What’s more, the think tank Prison Policy Initiative found that the same monopolies that until recently billed inmates as much as $14 per minute for a local call are now signing contracts to provide prison electronic messaging services, which average per-message rates at about 50 cents. The packages are often bundled with video messaging services somewhat comparable to Skype or Apple’s FaceTime, except that instead of the family members doing it from home, the person talking to the inmate usually does it on site at the prison in a monitor in a separate room.

“Unfortunately, video tech is mainly being used to replace in-person visits,” Bernadette Rabuy, senior policy analyst with the Prison Policy Initiative tells Inverse.

These contracts are incredibly lucrative, so much so that the industry leader, Securus Technologies, seems to be in a never-ending war with competitors like Telelink over the patent rights. And one of the reasons they bill so much is because they’re so restrictive.

Behind bars, an email’s message space can be limited to a mere 1,500 characters — so this paragraph and the three above it — so it’s not easy to say much without running additional charges.

The PPI’s report is the first time anyone’s tried to get hard numbers on how prevalent prison email has become, but Rabuy says it’s in at least 220 facilities nationwide.
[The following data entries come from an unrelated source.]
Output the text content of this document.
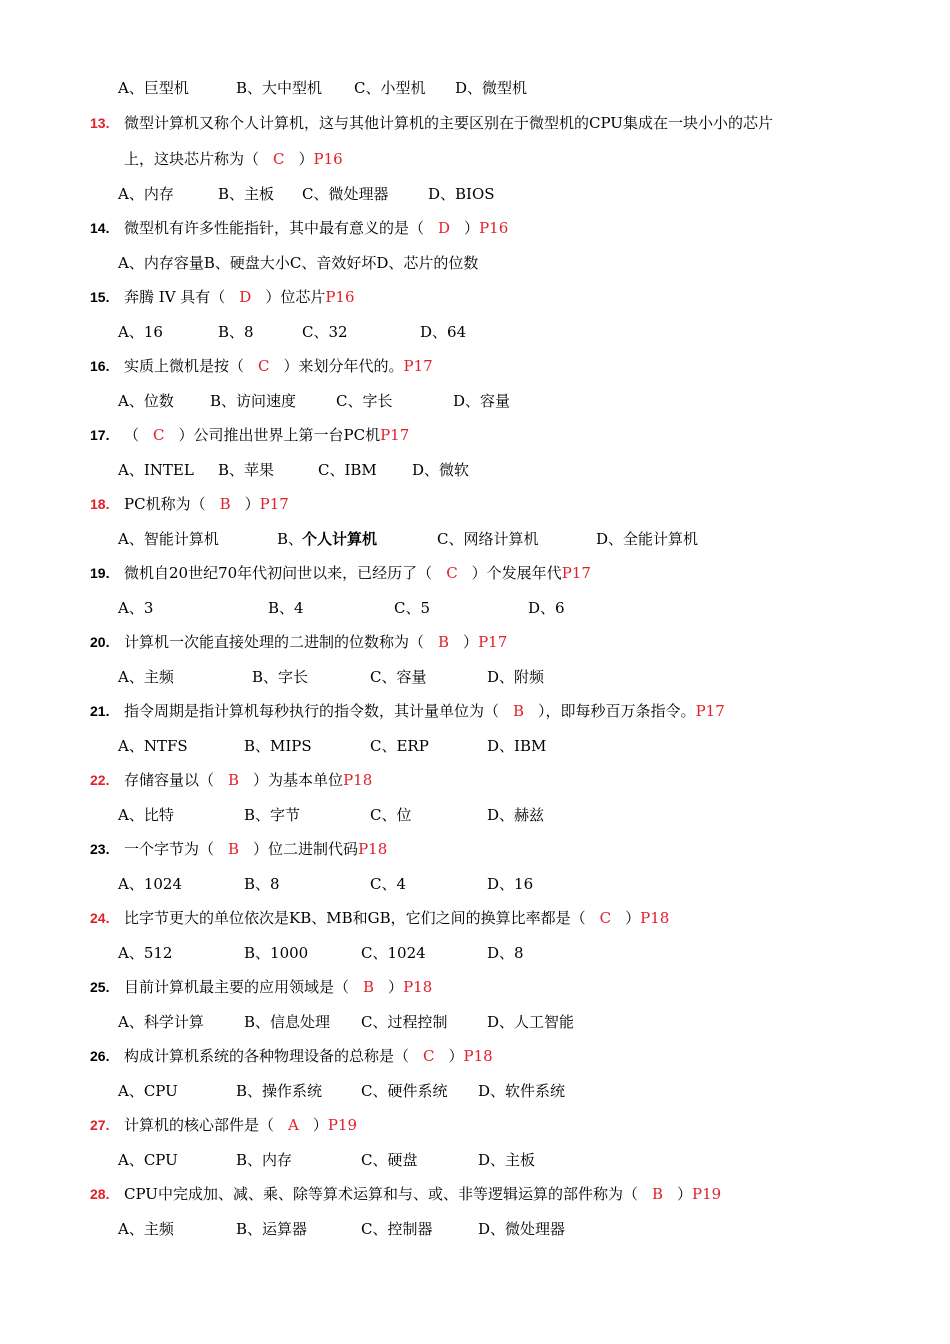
A、巨型机	B、大中型机 C、小型机 D、微型机
13. 微型计算机又称个人计算机，这与其他计算机的主要区别在于微型机的CPU集成在一块小小的芯片
上，这块芯片称为（ C ）P16
A、内存	B、主板 C、微处理器	D、BIOS
14. 微型机有许多性能指针，其中最有意义的是（ D ）P16
A、内存容量B、硬盘大小C、音效好坏D、芯片的位数
15. 奔腾 IV 具有（ D ）位芯片P16
A、16	B、8	C、32	D、64
16. 实质上微机是按（ C ）来划分年代的。P17
A、位数 B、访问速度	C、字长	D、容量
17. （ C ）公司推出世界上第一台PC机P17
A、INTEL B、苹果	C、IBM D、微软
18. PC机称为（ B ）P17
A、智能计算机	B、
个人计算机	C、网络计算机	D、全能计算机
19. 微机自20世纪70年代初问世以来，已经历了（ C ）个发展年代P17
A、3	B、4	C、5	D、6
20. 计算机一次能直接处理的二进制的位数称为（ B ）P17
A、主频	B、字长	C、容量	D、附频
21. 指令周期是指计算机每秒执行的指令数，其计量单位为（ B ），即每秒百万条指令。P17
A、NTFS	B、MIPS	C、ERP	D、IBM
22. 存储容量以（ B ）为基本单位P18
A、比特	B、字节	C、位	D、赫兹
23. 一个字节为（ B ）位二进制代码P18
A、1024	B、8	C、4	D、16
24. 比字节更大的单位依次是KB、MB和GB，它们之间的换算比率都是（ C ）P18
A、512	B、1000	C、1024	D、8
25. 目前计算机最主要的应用领域是（ B ）P18
A、科学计算	B、信息处理 C、过程控制	D、人工智能
26. 构成计算机系统的各种物理设备的总称是（ C ）P18
A、CPU	B、操作系统	C、硬件系统 D、软件系统
27. 计算机的核心部件是（ A ）P19
A、CPU	B、内存	C、硬盘	D、主板
28. CPU中完成加、减、乘、除等算术运算和与、或、非等逻辑运算的部件称为（ B ）P19
A、主频	B、运算器	C、控制器	D、微处理器
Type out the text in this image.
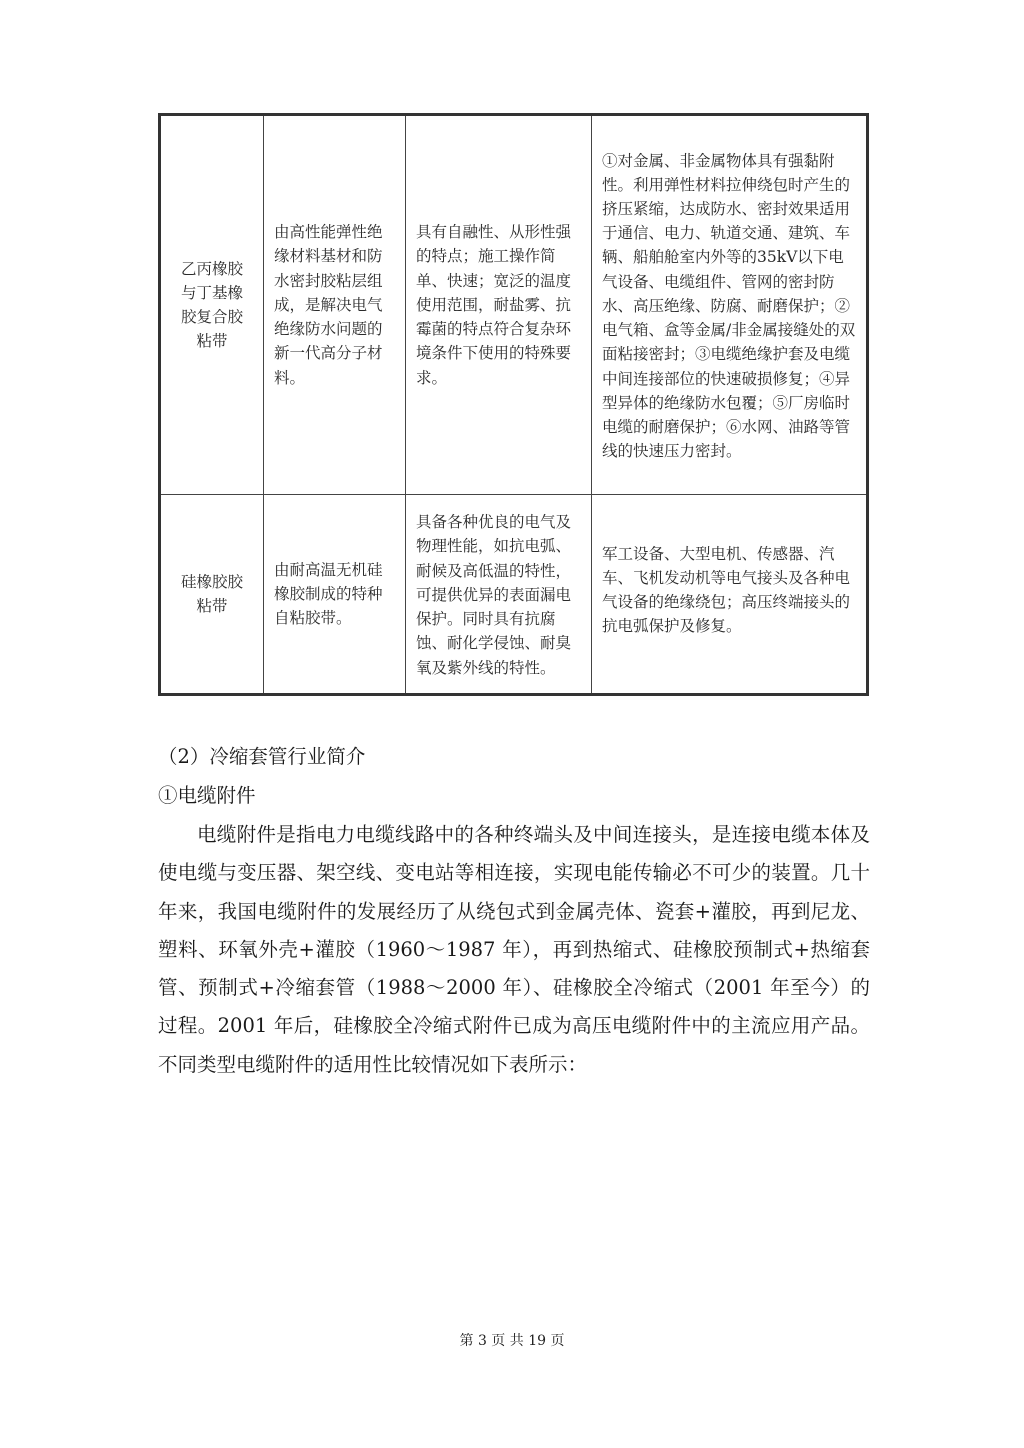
乙丙橡胶与丁基橡胶复合胶粘带	由高性能弹性绝缘材料基材和防水密封胶粘层组成，是解决电气绝缘防水问题的新一代高分子材料。	具有自融性、从形性强的特点；施工操作简单、快速；宽泛的温度使用范围，耐盐雾、抗霉菌的特点符合复杂环境条件下使用的特殊要求。	①对金属、非金属物体具有强黏附性。利用弹性材料拉伸绕包时产生的挤压紧缩，达成防水、密封效果适用于通信、电力、轨道交通、建筑、车辆、船舶舱室内外等的35kV以下电气设备、电缆组件、管网的密封防水、高压绝缘、防腐、耐磨保护；②电气箱、盒等金属/非金属接缝处的双面粘接密封；③电缆绝缘护套及电缆中间连接部位的快速破损修复；④异型异体的绝缘防水包覆；⑤厂房临时电缆的耐磨保护；⑥水网、油路等管线的快速压力密封。
硅橡胶胶粘带	由耐高温无机硅橡胶制成的特种自粘胶带。	具备各种优良的电气及物理性能，如抗电弧、耐候及高低温的特性，可提供优异的表面漏电保护。同时具有抗腐蚀、耐化学侵蚀、耐臭氧及紫外线的特性。	军工设备、大型电机、传感器、汽车、飞机发动机等电气接头及各种电气设备的绝缘绕包；高压终端接头的抗电弧保护及修复。
（2）冷缩套管行业简介
①电缆附件
电缆附件是指电力电缆线路中的各种终端头及中间连接头，是连接电缆本体及使电缆与变压器、架空线、变电站等相连接，实现电能传输必不可少的装置。几十年来，我国电缆附件的发展经历了从绕包式到金属壳体、瓷套+灌胶，再到尼龙、塑料、环氧外壳+灌胶（1960～1987 年），再到热缩式、硅橡胶预制式+热缩套管、预制式+冷缩套管（1988～2000 年）、硅橡胶全冷缩式（2001 年至今）的过程。2001 年后，硅橡胶全冷缩式附件已成为高压电缆附件中的主流应用产品。不同类型电缆附件的适用性比较情况如下表所示：
第 3 页 共 19 页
“We didn’t actually get people’s bills for this report, so the question we still have is exactly how much these services are making,” she says. “We know from JPay they had pockets of about $8.5 million from electronic messaging alone in 2014. So that suggests people are using it, right?”

Beyond the financial strains that are often passed along to families who can least afford it, there are privacy concerns. In November, a leak of thousands of Securus phone records was revealed to include private communications between inmates and attorneys that may have violated their constitutional privacy rights.

“Families are giving up rights when they use these products,” Rabuy says. “Some of the contracts don’t say anything about privileged communication. Whereas phones or visitation, there’s usually some sort of recording going on and people know it and the calls are marked.

“They always say the mark-up on their services is security, but what does that mean? That’s always the answer when you ask why these services cost what they cost. ‘Security!’ But it makes you wonder how much that security really costs.”